The Chicagoan (An Editor's Entreaty)

Thursday, April 12, 2012

 

The Chicagoan is a new media company/publication (which—full disclosure—I’m an editor for) generating buzz for an innovative approach to funding and long-form storytelling.

I’ve been thrilled to contribute to this publication (with many talented others; check the masthead here), because the mission is so very rad. In the 1920s, The Chicagoan was launched to compete with the New Yorker et al, in the arts/culture coverage of a city then commonly called “Porkopolis.” But, the insular society stories the mag published weren’t compelling to either the general public or Chicago socialites and it didn’t last long. (The issues were collected in a book, “The Chicagoan: A Lost History of the Jazz Age” by cultural historian Neil Harris in 2008.)

After meeting with Harris, JC Gabel, the publisher and editor behind the now-defunct arts and culture mag Stop Smiling, decided to resurrect the original Chicagoan with a new mission “to document the arts, culture, innovators and history of Chicago and the greater Midwest through long-form storytelling.”
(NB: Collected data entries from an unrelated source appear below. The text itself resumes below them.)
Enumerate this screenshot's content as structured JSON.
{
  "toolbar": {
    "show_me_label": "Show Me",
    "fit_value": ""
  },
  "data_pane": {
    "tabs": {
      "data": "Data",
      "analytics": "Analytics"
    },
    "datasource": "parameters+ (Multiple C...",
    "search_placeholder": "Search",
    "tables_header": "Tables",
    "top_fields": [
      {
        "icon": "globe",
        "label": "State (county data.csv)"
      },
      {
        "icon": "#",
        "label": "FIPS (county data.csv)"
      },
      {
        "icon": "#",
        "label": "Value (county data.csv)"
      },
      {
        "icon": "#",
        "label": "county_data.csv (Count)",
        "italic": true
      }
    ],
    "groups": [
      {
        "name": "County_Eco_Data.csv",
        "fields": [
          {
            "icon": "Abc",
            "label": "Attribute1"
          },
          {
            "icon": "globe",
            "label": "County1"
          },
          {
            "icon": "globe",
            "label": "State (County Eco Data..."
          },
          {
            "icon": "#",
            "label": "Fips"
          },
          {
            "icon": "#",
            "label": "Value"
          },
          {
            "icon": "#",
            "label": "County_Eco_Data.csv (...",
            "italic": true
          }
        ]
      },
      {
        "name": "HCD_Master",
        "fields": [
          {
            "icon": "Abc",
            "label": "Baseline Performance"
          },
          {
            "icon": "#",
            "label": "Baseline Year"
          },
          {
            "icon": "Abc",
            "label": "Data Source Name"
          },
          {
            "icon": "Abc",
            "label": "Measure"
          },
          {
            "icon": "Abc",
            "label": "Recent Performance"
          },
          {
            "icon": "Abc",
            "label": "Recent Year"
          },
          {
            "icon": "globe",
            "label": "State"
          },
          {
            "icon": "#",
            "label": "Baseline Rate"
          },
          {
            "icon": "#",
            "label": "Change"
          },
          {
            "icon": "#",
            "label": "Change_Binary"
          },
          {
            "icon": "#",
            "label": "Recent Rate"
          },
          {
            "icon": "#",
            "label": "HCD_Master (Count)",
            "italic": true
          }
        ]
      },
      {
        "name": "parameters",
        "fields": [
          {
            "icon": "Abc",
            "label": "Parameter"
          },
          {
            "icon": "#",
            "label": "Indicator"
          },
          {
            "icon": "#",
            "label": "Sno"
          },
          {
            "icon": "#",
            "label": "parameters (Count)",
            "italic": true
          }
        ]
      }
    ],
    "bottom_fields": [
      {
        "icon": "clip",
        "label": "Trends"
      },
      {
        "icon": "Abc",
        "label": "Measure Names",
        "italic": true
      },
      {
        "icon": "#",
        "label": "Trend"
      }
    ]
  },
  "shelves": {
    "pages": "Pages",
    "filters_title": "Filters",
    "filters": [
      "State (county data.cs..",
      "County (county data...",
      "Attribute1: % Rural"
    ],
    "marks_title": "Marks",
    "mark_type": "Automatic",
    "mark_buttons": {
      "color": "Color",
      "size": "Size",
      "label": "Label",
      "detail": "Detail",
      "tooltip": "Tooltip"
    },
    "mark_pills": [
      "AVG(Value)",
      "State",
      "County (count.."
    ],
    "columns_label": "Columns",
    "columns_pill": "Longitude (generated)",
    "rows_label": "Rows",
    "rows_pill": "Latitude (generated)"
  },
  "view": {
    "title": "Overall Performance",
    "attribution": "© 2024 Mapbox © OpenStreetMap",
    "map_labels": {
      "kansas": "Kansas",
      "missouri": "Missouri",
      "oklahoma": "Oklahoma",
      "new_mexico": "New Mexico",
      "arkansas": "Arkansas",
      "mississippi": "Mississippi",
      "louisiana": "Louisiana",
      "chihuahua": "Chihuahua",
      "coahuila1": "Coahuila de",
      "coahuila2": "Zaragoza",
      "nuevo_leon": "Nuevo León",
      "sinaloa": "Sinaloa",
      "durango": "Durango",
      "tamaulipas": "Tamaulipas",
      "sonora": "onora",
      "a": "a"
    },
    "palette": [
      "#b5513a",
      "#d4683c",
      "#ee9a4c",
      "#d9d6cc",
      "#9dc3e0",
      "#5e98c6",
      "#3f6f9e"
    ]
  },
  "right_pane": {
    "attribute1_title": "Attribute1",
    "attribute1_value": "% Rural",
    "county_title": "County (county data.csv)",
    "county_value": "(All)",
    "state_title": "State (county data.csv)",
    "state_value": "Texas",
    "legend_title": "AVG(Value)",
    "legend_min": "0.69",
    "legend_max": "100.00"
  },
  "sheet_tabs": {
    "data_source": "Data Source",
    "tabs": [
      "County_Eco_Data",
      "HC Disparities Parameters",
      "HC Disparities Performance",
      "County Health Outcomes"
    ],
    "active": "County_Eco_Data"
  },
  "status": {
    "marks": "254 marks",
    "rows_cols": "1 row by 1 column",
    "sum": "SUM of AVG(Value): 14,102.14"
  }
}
In that, Issue 1 succeeds. Don’t take my (biased) word for it: Janet Potter at The Millions calls the stories about a beat cop and the documentary film The Interrupters “complicated, antireductive pieces.” John Dugan at the Economist says the magazine “feels elegant and built-to-last.” And, as Robert Feder put it in a Time Out Chicago article, it’s a “sumptuous 194-page magazine that carries a dazzling array of articles, artwork and photographs, zero advertising and a cover price of $19.95. A line beneath the nameplate describes its mission as nothing less than ‘documenting the arts, culture, innovators and history of Chicago and the Greater Midwest.’”

Issue # 1, released at the end of February, resembles a book more than a magazine in length and quality, and has been admired for being “heavy on design” - it's a limited-edition and sold only in independent bookstores, online, and in pop-up stores. The 194 pages include profiles about Indiana outsider artist Peter Anton, Blackbird chef-turned-social-justice-food-advocate Tara Lane, short fiction from Joe Meno, and much more. Perhaps most notably, there’s a 25,000-word retrospective of Gene Siskel and Roger Ebert, “The Original Frenemies,” excerpted at Slate.com.
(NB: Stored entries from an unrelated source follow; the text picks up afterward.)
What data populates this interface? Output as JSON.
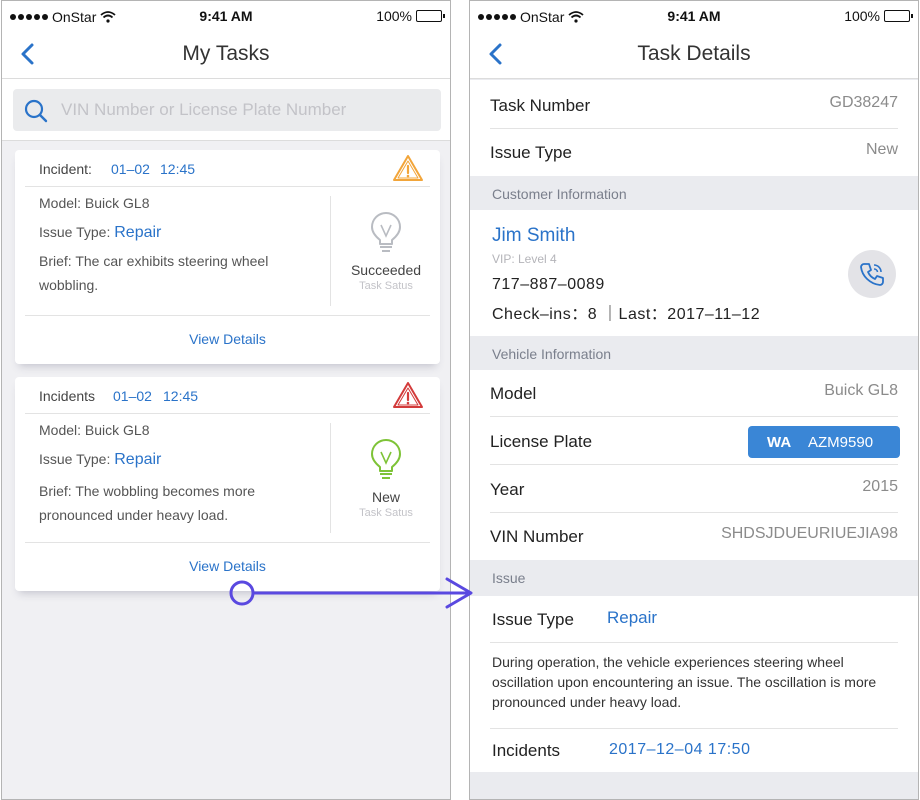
{
  "status_bar": {
    "carrier": "OnStar",
    "time": "9:41 AM",
    "battery": "100%"
  },
  "colors": {
    "accent": "#2a73c9",
    "warning_orange": "#f2a53a",
    "warning_red": "#d33b3b",
    "success_green": "#7ec337",
    "plate_bg": "#3a86d6"
  },
  "left": {
    "title": "My Tasks",
    "search": {
      "placeholder": "VIN Number or License Plate Number",
      "icon": "search-icon"
    },
    "tasks": [
      {
        "incident_label": "Incident:",
        "date": "01–02",
        "time": "12:45",
        "warning_icon": "warning-triangle-orange",
        "model": "Model: Buick GL8",
        "issue_label": "Issue Type:",
        "issue_value": "Repair",
        "brief": "Brief: The car exhibits steering wheel wobbling.",
        "status": "Succeeded",
        "status_label": "Task Satus",
        "status_icon": "lightbulb-gray",
        "view_details": "View Details"
      },
      {
        "incident_label": "Incidents",
        "date": "01–02",
        "time": "12:45",
        "warning_icon": "warning-triangle-red",
        "model": "Model: Buick GL8",
        "issue_label": "Issue Type:",
        "issue_value": "Repair",
        "brief": "Brief: The wobbling becomes more pronounced under heavy load.",
        "status": "New",
        "status_label": "Task Satus",
        "status_icon": "lightbulb-green",
        "view_details": "View Details"
      }
    ]
  },
  "right": {
    "title": "Task Details",
    "task_number_label": "Task Number",
    "task_number": "GD38247",
    "issue_type_label": "Issue Type",
    "issue_type": "New",
    "customer_header": "Customer Information",
    "customer": {
      "name": "Jim Smith",
      "vip": "VIP:  Level 4",
      "phone": "717–887–0089",
      "checkins": "Check–ins：8 ｜Last：2017–11–12",
      "call_icon": "phone-icon"
    },
    "vehicle_header": "Vehicle Information",
    "vehicle": {
      "model_label": "Model",
      "model": "Buick GL8",
      "plate_label": "License Plate",
      "plate_prefix": "WA",
      "plate_number": "AZM9590",
      "year_label": "Year",
      "year": "2015",
      "vin_label": "VIN Number",
      "vin": "SHDSJDUEURIUEJIA98"
    },
    "issue_header": "Issue",
    "issue": {
      "type_label": "Issue Type",
      "type": "Repair",
      "description": "During operation, the vehicle experiences steering wheel oscillation upon encountering an issue. The oscillation is more pronounced under heavy load.",
      "incidents_label": "Incidents",
      "incidents": "2017–12–04 17:50"
    }
  }
}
Gabel noted the singularity of the length of these stories. “I’m pretty proud of all the stories, because I don’t think they could have appeared anywhere else in the city in any other periodicals at that length….Some of these things have been covered before, but they get a mention or a blurb — not a six-page feature.”

But the word counts, coupled with the fact that ads aren’t funding the project, means that even though 500 copies were sold in an hour, funding is the big issue. Gabel noted: “The next issue is still being lined up—but will likely come from deep-pocketed donors with an interest in promoting Chicago as a cultural centre.”

What’s that? Twenty bucks for a publication is a lot of money? You’ve gotten used to reading articles for free? I know. I know. Me too. But the thing is, it wasn’t always this way. People used to understand that in order to read great stories, you had to pay for them. Can I tell you what a pleasure it’s been for me as an editor to sink into a long, poignant story about burning a farm in Kansas? Or Ling Ma’s odd, intimate profile of Pitchfork founder Mike Reed, instead of charticles and listicles? This is work that reminds me why I am called to storytelling.

In the last few years, we’ve gotten away from that idea; that you’re supposed to pay for writers to do solid storytelling and I don’t know about you, but my experience as a reader has suffered; (the aforementioned charticles, copious typos, boredom). We’re even further away from the idea that the Midwest deserves a publication focusing on long-form essays and stories (think The Atlantic, Harpers), enjoyed by the east coast. I hope that we, as a culture, are starting to realize that good storytelling - the kind that transports you and changes your thinking - requires talented writers who are paid a fair wage for their work. But if we don’t, we’re going to end up with only content like this. And this. Or this. And no one wants that. (Right?)

So, if you also support the idea of telling stories of Chicago and the Midwest well and fully, vote with your dollar and buy a copy of the mag. And/or, help fund the project and tell your wealthy, culturally-savvy friends to do the same. But if you’re trying to nab Issue #1 - and help ensure there’s an Issue #2 - you might want to hustle: Bookstores are having trouble keeping it in stock and, as The Millions notes, “getting your hands on the issue became the coup du jour for hipsters and literati alike.”